Efficiency of production
The second criterion of classification corresponds to the efficiency of the production used to obtain PRP. The recovery rate in platelets (also called platelet capture efficiency) corresponds to the percentage of platelets recovered in the PRP from the blood. It is categorised as follows: A, high device efficiency if recovery rate in platelets is >90%; B, medium device efficiency if recovery rate in platelets is from 70% to 90%; C, low device efficiency if the recovery rate is from 30% to 70% and, D, poor device efficiency for a recovery rate <30%. The retrospective application of this parameter to published data revealed that none of the processes described were of high efficiency. The recovery rates in platelets varied from 13.1% (the Selphyl device in the Kushida et al16 study) to 79.3% (RegenLab in the Kaux et al15 study). The complete data are provided in table 2.
Purity of the PRP
The third criterion of the classification corresponds to the relative composition of platelets, leucocytes and RBCs in the obtained PRP. It presents the advantage of assessing the global purity of the PRP. It is categorised as follows: A, very pure PRP if percentage of platelets in the PRP compared with RBC and leucocytes is >90%; B, pure PRP if percentage of platelets in the PRP compared with RBC and leucocytes is from 70% to 90%; C, heterogeneous PRP if percentage of platelets in the PRP compared with RBC and leucocytes is from 30% to 70%; D, whole blood PRP if percentage of platelets in the PRP compared with RBC and leucocytes is <30%. According to this criterion, the GPS II device furnishes a product highly contaminated by RBC with only 6% of platelets, which corresponds more or less to blood composition. Conversely, Curasan and Regen devices and the homemade preparation described by Kaux et al15 as well as the Selphyl device described by Kushida et al, give rise to very pure PRP.
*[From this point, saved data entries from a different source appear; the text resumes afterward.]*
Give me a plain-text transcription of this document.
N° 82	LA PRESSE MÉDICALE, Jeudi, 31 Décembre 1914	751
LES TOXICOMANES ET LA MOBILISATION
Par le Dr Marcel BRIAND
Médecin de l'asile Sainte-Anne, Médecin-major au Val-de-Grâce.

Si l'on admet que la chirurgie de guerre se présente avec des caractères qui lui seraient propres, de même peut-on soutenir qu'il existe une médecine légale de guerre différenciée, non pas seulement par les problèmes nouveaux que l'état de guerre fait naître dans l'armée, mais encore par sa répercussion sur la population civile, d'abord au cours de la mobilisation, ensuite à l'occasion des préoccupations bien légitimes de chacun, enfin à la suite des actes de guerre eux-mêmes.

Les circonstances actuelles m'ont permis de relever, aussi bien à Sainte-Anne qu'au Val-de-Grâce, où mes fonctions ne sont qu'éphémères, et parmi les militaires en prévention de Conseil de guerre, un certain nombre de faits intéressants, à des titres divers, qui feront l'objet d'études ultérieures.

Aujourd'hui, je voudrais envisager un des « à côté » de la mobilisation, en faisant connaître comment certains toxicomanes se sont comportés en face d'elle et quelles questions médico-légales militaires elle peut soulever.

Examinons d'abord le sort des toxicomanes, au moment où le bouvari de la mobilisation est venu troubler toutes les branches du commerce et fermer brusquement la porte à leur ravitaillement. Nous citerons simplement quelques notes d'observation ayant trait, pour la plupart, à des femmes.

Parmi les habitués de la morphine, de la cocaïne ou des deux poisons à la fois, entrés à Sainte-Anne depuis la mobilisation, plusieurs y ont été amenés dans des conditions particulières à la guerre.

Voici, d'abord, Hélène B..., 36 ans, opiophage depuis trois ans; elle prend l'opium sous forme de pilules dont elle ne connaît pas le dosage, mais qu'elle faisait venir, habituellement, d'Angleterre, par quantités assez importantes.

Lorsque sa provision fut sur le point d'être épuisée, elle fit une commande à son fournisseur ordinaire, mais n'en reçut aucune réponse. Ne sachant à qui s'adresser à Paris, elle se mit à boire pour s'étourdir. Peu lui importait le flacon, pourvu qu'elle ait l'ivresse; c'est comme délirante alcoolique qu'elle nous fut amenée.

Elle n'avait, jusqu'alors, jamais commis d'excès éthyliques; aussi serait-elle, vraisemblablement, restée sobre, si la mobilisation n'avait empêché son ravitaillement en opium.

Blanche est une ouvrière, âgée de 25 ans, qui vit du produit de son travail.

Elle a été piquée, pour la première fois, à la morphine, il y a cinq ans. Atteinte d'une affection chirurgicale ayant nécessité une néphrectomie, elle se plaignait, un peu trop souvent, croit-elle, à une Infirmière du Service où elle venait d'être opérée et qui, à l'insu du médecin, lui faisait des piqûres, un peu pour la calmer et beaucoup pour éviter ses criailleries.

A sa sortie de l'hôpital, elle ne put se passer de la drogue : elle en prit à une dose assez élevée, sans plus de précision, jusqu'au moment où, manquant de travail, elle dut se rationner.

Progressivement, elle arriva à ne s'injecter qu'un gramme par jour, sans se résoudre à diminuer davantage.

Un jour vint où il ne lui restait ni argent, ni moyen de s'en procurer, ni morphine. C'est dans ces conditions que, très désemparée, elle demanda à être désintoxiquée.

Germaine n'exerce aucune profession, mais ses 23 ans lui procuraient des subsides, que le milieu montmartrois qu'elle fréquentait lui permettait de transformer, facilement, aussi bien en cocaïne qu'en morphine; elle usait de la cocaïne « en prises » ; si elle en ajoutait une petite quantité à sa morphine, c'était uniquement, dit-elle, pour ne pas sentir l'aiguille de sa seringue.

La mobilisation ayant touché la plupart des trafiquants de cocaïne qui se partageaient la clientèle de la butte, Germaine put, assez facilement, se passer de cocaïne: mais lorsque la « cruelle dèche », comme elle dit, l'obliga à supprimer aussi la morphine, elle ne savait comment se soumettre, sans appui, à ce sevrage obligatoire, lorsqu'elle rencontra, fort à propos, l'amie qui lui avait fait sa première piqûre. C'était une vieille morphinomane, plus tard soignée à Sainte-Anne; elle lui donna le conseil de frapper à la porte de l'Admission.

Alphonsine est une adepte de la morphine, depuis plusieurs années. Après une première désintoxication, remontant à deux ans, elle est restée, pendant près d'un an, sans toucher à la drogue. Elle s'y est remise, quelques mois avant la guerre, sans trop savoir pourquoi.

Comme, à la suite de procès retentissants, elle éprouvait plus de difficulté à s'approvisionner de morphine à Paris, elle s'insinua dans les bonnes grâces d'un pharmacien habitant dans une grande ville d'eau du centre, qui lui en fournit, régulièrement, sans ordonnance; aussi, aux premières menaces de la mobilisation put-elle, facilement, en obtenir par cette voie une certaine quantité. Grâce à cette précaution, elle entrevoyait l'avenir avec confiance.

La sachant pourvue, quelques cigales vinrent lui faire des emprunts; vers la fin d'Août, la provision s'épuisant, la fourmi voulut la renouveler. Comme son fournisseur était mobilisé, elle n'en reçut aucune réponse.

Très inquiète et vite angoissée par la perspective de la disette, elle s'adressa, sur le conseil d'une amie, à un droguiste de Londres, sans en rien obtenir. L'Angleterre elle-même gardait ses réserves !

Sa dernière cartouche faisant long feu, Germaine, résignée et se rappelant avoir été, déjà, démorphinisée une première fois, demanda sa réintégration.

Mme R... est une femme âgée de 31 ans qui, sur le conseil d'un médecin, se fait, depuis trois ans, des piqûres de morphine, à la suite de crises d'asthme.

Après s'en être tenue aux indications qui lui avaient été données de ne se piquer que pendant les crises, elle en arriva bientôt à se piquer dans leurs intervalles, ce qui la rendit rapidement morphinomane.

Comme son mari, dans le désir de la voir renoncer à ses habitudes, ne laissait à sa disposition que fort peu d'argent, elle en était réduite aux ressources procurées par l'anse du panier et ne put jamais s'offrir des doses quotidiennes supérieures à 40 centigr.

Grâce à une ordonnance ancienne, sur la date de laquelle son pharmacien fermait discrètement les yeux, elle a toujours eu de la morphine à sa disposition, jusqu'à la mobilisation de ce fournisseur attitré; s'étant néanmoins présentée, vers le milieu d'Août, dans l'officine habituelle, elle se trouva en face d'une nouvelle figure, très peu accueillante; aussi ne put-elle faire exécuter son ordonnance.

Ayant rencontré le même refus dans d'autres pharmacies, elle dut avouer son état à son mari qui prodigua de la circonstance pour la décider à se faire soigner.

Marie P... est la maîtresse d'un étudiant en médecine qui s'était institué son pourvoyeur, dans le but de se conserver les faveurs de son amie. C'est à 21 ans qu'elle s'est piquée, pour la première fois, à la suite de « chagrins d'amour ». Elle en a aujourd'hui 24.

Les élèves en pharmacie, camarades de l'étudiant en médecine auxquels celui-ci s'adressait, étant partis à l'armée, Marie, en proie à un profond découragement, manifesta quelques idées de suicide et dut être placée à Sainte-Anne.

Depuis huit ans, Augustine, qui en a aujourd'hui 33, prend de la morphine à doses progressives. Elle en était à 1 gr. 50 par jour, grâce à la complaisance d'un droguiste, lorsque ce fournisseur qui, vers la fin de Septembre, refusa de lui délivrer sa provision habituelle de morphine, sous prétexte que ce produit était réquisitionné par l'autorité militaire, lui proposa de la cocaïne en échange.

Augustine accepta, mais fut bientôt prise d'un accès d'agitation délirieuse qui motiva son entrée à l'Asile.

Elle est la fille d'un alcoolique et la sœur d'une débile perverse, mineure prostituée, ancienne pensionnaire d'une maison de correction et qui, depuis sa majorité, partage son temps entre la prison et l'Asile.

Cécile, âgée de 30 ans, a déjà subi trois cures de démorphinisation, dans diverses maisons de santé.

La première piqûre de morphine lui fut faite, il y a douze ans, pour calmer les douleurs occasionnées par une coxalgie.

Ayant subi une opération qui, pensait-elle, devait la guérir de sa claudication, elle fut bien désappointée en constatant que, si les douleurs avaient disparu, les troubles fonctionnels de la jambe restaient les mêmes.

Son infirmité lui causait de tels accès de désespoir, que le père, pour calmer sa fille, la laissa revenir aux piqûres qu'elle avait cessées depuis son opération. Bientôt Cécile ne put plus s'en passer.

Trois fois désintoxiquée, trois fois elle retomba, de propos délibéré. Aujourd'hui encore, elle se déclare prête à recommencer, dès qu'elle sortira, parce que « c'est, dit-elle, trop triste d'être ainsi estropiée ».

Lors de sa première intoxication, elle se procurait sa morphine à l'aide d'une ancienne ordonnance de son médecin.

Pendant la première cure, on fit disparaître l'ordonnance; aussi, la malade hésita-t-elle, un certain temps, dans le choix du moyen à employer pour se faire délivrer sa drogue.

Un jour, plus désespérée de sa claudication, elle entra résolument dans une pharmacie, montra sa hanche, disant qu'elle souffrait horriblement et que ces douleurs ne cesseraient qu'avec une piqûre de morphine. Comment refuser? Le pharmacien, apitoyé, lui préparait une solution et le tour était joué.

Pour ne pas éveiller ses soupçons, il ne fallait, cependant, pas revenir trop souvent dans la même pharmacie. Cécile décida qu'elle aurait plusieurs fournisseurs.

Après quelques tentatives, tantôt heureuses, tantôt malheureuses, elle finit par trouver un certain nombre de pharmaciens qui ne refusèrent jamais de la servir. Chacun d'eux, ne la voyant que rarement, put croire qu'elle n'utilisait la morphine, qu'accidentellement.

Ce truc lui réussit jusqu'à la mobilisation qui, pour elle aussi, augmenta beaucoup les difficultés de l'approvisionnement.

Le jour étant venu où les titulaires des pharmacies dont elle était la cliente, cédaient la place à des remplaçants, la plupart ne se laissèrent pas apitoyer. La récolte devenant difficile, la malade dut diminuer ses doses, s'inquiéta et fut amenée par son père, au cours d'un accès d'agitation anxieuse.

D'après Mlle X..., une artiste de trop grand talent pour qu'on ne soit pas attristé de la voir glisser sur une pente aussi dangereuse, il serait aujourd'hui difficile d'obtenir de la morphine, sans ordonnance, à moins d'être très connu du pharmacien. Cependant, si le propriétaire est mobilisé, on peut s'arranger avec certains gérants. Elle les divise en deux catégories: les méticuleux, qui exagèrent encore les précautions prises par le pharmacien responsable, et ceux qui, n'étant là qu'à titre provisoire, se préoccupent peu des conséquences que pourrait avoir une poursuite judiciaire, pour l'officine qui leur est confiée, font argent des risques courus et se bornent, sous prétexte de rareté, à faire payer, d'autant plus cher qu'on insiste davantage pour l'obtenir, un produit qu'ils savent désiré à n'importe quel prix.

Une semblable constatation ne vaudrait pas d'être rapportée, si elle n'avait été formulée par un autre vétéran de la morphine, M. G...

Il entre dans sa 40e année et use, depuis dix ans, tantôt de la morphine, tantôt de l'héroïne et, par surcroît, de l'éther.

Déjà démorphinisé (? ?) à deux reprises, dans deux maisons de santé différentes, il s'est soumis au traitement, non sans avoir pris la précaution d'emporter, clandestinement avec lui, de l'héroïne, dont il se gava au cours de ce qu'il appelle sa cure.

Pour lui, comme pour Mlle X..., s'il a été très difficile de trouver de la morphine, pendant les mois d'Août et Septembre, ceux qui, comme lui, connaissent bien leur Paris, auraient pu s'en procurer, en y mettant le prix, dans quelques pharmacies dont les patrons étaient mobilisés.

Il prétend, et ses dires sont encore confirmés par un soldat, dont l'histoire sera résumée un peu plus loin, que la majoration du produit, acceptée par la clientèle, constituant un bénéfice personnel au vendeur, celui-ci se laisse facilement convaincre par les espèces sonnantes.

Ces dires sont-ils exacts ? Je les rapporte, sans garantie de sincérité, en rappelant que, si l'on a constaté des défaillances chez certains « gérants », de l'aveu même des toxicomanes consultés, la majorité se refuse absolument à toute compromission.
It should be noted that leucocytes were at most only 1.64% (GPS II) in the final composition of the obtained PRP, but, the presence or absence of neutrophils is hotly debated and could be precised.
The complete data are furnished in table 2.
Activation process
Finally, addition of exogenous clotting factor to activate platelets is already described in available classifications10 ,11 and should be mentioned. Addition of calcium chloride allows the release of GFs in a liquid form and PRP gel can be obtained by mixing PRP with autologous thrombin and calcium chloride. As this activation depends on the treatment indications and physician's decision, we did not compare it in this analysis.